A knee-high hero who walks, talks, and sabers, Puss was one of the few tagalongs wealthy enough to justify his own origin story. Now director Joel Crawford (“The Croods: A New Age”) goes dark and confronts the fearless cat with her own mortality. By forcing Puss to think about his priorities, the sequel more than justifies its own existence while paving the way for his path to meet that of the big green dude.
The stakes may be more serious this time around, but the film is just as entertaining as you’d expect from the clever team at DreamWorks Animation, who’s had a rocky few years and Illumination is taking a back seat over at Universal (“Minions” – Connoisseur Chris Meledandri serves as executive producer here). Puss in Boots: The Last Wish is DWA’s best film since the How To Train Your Dragon trilogy and reflects some of the lessons from this series, including the notion that cartoon characters become far more interesting when they’re not immortal.
Co-written by Paul Fisher and Tommy Swerdlow and featuring charming Spanish dialogue throughout, this fairytale adventure begins with Puss losing his eighth life. This kitty is too cocky to recognize at first, but the town vet gives him a rough summary of his past deaths, making for a hilarious (to us) and chilling (to Puss) montage of all the ways his grandiose ego ( so perfectly captured by The Mask of Zorro star Antonio Banderas’ voice work) has so far put him in jeopardy.
Cartoon cats can take all kinds of abuse — just ask Tom, after years of Jerry’s violent shenanigans — but it’s probably best not to test fate when you’re in Puss’s shoes, especially if they’re from one bounty hunters being pursued by a big bad wolf (as the wolf (Narcos” boss Wagner Moura gives a terrifically menacing twist). Crawford stages Puss’ first encounter with this reaper like a scene straight out of a Sergio Leone film, just as Frank Miller would have drawn it for one of his “Daredevil” comics: strong poses, extreme angles, and high-contrast graphic effects. (Composer Heitor Pereira provides appropriate Morricone-style music.)
After this dramatic showdown turns Puss into a trembling scaredy cat, our hero scoots off to live with Mama Luna (Da’Vine Joy Randolph), a self-proclaimed “cat lover” whose cat-infested home always has room for another stray. Desperate and humbled, Puss buries his cavalier hat, cloak, and boots in the yard trying to fit in, meeting an unnamed mutt in kitty disguise among Mama Luna’s roughly three dozen rescuers.

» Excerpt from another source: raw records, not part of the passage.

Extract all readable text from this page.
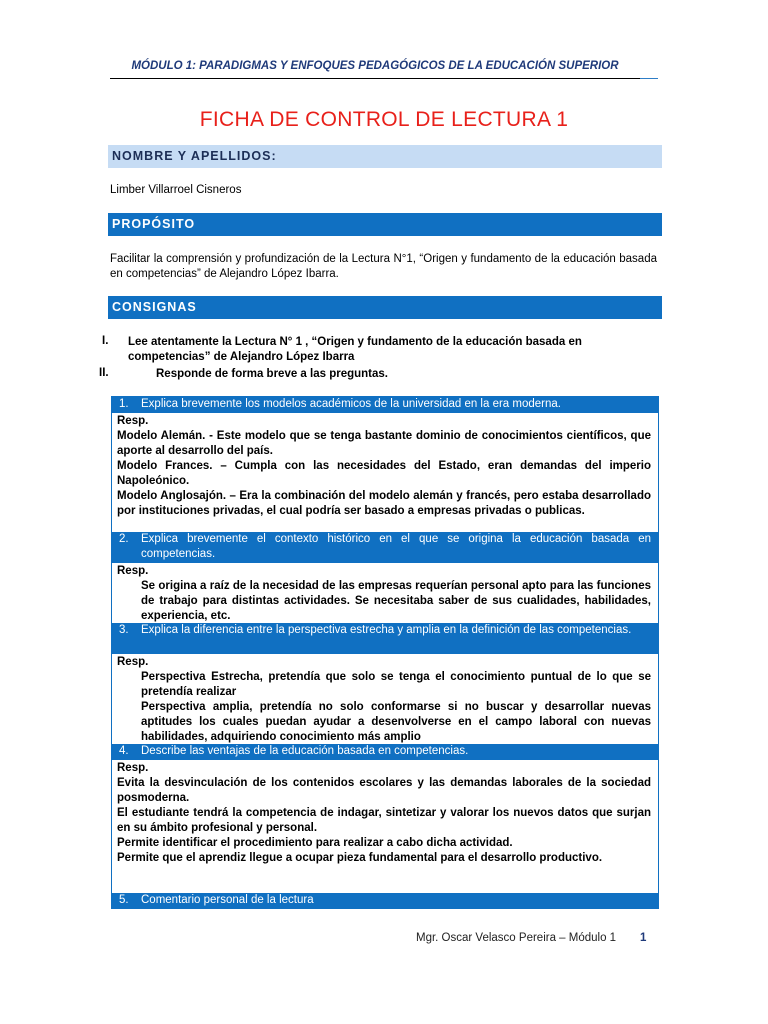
MÓDULO 1: PARADIGMAS Y ENFOQUES PEDAGÓGICOS DE LA EDUCACIÓN SUPERIOR
FICHA DE CONTROL DE LECTURA 1
NOMBRE Y APELLIDOS:
Limber Villarroel Cisneros
PROPÓSITO
Facilitar la comprensión y profundización de la Lectura N°1, “Origen y fundamento de la educación basada en competencias” de Alejandro López Ibarra.
CONSIGNAS
I. Lee atentamente la Lectura N° 1 , “Origen y fundamento de la educación basada en competencias” de Alejandro López Ibarra
II.	Responde de forma breve a las preguntas.
1. Explica brevemente los modelos académicos de la universidad en la era moderna.

Resp.

Modelo Alemán. - Este modelo que se tenga bastante dominio de conocimientos científicos, que aporte al desarrollo del país.

Modelo Frances. – Cumpla con las necesidades del Estado, eran demandas del imperio Napoleónico.

Modelo Anglosajón. – Era la combinación del modelo alemán y francés, pero estaba desarrollado por instituciones privadas, el cual podría ser basado a empresas privadas o publicas.

2. Explica brevemente el contexto histórico en el que se origina la educación basada en competencias.

Resp.

Se origina a raíz de la necesidad de las empresas requerían personal apto para las funciones de trabajo para distintas actividades. Se necesitaba saber de sus cualidades, habilidades, experiencia, etc.

3. Explica la diferencia entre la perspectiva estrecha y amplia en la definición de las competencias.

Resp.

Perspectiva Estrecha, pretendía que solo se tenga el conocimiento puntual de lo que se pretendía realizar

Perspectiva amplia, pretendía no solo conformarse si no buscar y desarrollar nuevas aptitudes los cuales puedan ayudar a desenvolverse en el campo laboral con nuevas habilidades, adquiriendo conocimiento más amplio

4. Describe las ventajas de la educación basada en competencias.

Resp.

Evita la desvinculación de los contenidos escolares y las demandas laborales de la sociedad posmoderna.

El estudiante tendrá la competencia de indagar, sintetizar y valorar los nuevos datos que surjan en su ámbito profesional y personal.

Permite identificar el procedimiento para realizar a cabo dicha actividad.

Permite que el aprendiz llegue a ocupar pieza fundamental para el desarrollo productivo.

5. Comentario personal de la lectura
Mgr. Oscar Velasco Pereira – Módulo 1 1
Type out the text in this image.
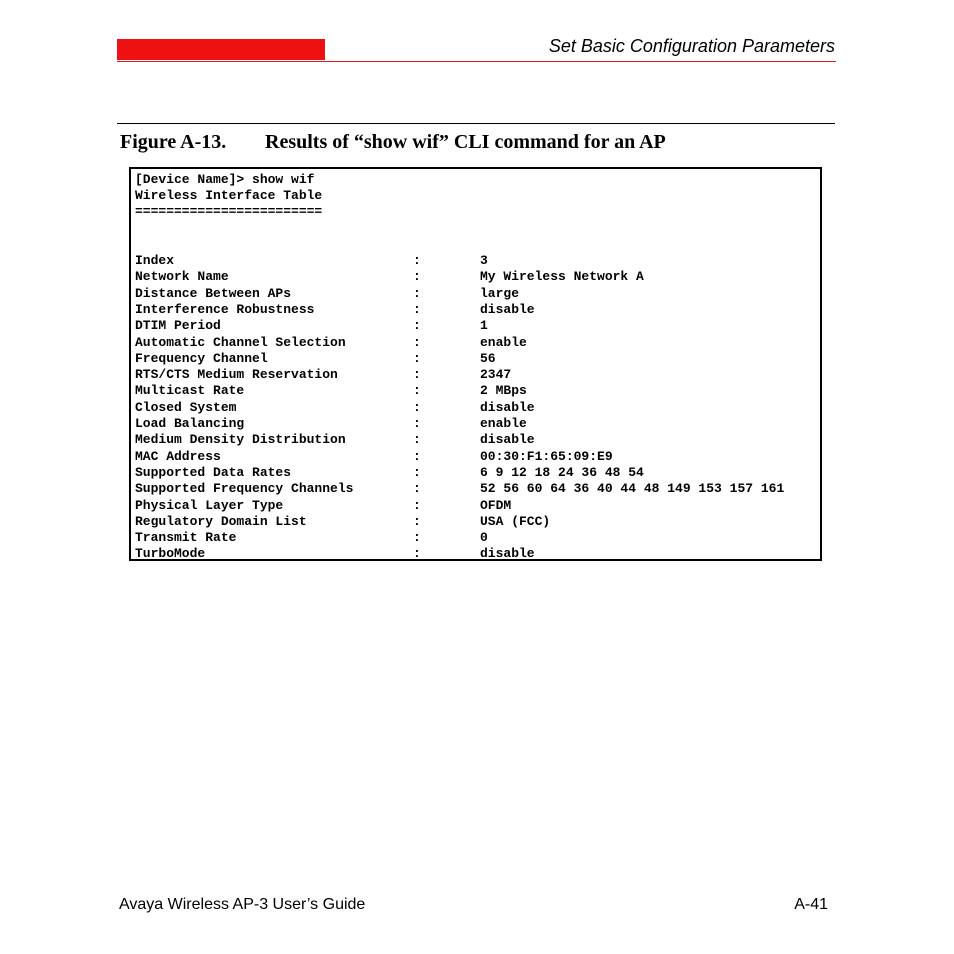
Set Basic Configuration Parameters
Figure A-13. Results of “show wif” CLI command for an AP
[Device Name]> show wif
Wireless Interface Table
========================
Index	:	3
Network Name	:	My Wireless Network A
Distance Between APs	:	large
Interference Robustness	:	disable
DTIM Period	:	1
Automatic Channel Selection	:	enable
Frequency Channel	:	56
RTS/CTS Medium Reservation	:	2347
Multicast Rate	:	2 MBps
Closed System	:	disable
Load Balancing	:	enable
Medium Density Distribution	:	disable
MAC Address	:	00:30:F1:65:09:E9
Supported Data Rates	:	6 9 12 18 24 36 48 54
Supported Frequency Channels	:	52 56 60 64 36 40 44 48 149 153 157 161
Physical Layer Type	:	OFDM
Regulatory Domain List	:	USA (FCC)
Transmit Rate	:	0
TurboMode	:	disable
Avaya Wireless AP-3 User’s Guide	A-41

The film piles on characters over time – from Goldi (Florence Pugh) and the Three Bears crime family to Jack Horner (John Mulaney) – until the cast has swollen into Shrek. like levels. But no worry! Mother Goose rejects Jack Horner and makes a lame villain. But as complicated as the plot gets, it’s based around characters with well-defined desires, which makes sense since they’re all looking for the same thing: a shooting star has landed in the dark forest, and whoever reaches it first is entitled to a wish.
Puss wants his life back. The others, including Puss’ former lover Kitty Softpaws (Salma Hayek Pinault), have equally compelling motives. Only the mangy canine amigo of Puss (Harvey Guillén) seems content with what he’s got, which you’d better think rubs off on the others. Still, it takes a sharp script to do it in such a surprising way, and that’s more than most toons could wish for.
The film feels most inspired in the first half hour, when Puss is yanked out of his comfort zone, which is accompanied by a huge shift in visual style for a DreamWorks toon: production designer Nate Wragg eschews traditional CG codes and strives for an expressionist one Styled with a picture-book feel, with no lines and a refreshing rejection of photorealistic detail. Rather than distract us with the lifelike look of Puss’s fur follicles, the crew takes a more painterly approach that still allows the virtual camera to bounce around the room during the action sequences. That same dynamic was a hallmark of the earlier film with its rooftop chase scenes, which looks infinitely better in this new style.
It’s alarming how quickly computer-animated cartoons go out of date. Most viewers won’t pick it up, but the character rigs are vastly improved here. Shoulders so often looked odd in the Shrek movies, while this time around humans and animals alike have a much wider and more convincing range of poses. Add to that the painterly upgrade, and Puss will have paved the way for a whole new aesthetic by the time the studio decides to give Shrek a reboot.